2. Sieht immer noch genauso Moppelkotze aus
armi-nator 30.09.2014
...wie Windows 8. Solange das wunderbare Glass nicht wieder kommt, könnt ihr mit diesen kindischen Bonbonkacheln winken so lange ihr wollt.
3. Versionierung entsprechend den Erwartungen?
yaba 30.09.2014
Windows XP: Gut Windows Vista: Schlecht Windows 7: Gut Windows 8: Schlecht Windows 9: Wäre gut gewesen Windows 10: Schlecht
4. Wenn ich das schon wieder sehe
territrades 30.09.2014
Ich würde mir wünschen das auf den Markt der Dektop-OS mal ein wenig Bewegung kommen würde. Mal abgesehen von Mac OSX, was ja nicht offiziell auf anderen Hardware läuft, gibt es nur Windows und die verschiedenen Linux-Distributionen. Neue Konkurrenten würden in diesem Bereich nicht schaden. Russland und China wollen ja eigene OS entwickeln, aber große Innovationen kann man sich da wohl nicht erhoffen - außer das dann nicht nur die Überwachung, sondern auch schon die Zensur fest eingebaut wird. Und irgendwie habe ich das Gefühl, dass quasi alle Dektop-OS mit jedem Update schlechter werden - bei MS alterniert das, bei Apple gehts nur noch bergab, selbst Ubuntu hat mir früher besser gefallen ....
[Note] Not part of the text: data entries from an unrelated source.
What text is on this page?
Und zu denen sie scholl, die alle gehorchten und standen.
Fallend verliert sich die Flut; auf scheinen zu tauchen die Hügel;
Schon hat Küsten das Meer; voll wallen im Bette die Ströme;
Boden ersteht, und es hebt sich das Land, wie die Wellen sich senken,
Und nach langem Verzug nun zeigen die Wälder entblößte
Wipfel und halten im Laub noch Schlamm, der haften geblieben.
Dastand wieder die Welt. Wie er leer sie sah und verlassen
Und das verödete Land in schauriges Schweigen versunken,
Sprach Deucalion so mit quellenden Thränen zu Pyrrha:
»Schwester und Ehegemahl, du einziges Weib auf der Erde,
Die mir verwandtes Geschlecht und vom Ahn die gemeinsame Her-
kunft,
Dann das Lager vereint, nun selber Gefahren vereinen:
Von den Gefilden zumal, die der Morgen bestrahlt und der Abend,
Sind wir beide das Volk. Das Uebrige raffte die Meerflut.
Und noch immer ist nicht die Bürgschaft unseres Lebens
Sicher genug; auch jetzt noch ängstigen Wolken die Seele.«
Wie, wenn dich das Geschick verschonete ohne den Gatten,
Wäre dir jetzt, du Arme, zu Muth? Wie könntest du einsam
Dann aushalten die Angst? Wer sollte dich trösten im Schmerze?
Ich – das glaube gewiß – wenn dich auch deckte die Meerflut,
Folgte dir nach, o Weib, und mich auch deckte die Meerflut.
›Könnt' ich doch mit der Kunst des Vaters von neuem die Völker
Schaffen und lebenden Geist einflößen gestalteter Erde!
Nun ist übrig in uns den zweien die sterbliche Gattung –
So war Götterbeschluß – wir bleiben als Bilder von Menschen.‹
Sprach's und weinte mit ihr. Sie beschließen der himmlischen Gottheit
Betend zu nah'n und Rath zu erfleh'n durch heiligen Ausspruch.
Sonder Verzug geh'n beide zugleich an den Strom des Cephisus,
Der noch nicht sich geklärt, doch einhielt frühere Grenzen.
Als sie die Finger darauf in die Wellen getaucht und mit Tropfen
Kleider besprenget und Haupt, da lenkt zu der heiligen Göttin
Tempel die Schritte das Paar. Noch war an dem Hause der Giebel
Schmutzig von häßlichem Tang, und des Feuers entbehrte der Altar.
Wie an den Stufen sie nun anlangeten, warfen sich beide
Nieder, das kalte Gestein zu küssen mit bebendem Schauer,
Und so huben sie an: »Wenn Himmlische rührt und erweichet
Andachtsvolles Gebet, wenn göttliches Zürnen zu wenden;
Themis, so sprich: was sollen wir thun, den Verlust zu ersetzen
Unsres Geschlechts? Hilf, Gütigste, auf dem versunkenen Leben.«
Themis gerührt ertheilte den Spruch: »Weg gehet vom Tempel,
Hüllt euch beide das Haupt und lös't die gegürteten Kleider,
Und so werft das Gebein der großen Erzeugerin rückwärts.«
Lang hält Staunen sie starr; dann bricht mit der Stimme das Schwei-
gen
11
5. Ein neues Windows oder wieder ein buntes DOS
LapOfGods 30.09.2014
Windows ist ein englisches Wort und heißt Fenster. Fenster waren der wesentliche Unterschied zwischen Windows und DOS, was es damals (anno dünnemals) davor gab. Da konnte man auch die Anwendungen auch nur im Vollbild laufen lassen. Genau wie die doofen Apps unter 8.x. Minesweeper war immer rin Winzig-Fenster. Unter 8.x ist es eine Vollbild-App mit Gitzerkram drumrum. Was soll das? Irgendwie halten die den Benutzer für doof und grobmotorisch. Ok, die gibt es, aber das ist nicht jeder. Fenster waren einer der wesentlichen Gründe für den Erfolg von Windows. Windows 8.x war ein Zurück in die Vergangenheit obwohl es verdammt schnell ist. Für Tablets sicher nett, für PCs grobe Idiotie. Wenn Microsoft auch noch andere grobe Platzverschwendungen (Fensterrahmen seit Vista, Ribbons seit Office 2007) einstampft oder für den Benutzer wenigstens wegkonfigurierbar macht, dann könnte das was werden. Die Geschwindigkeit von 8.x ist echt klasse, der Komfort und die Gängelung sind die Katastrophe.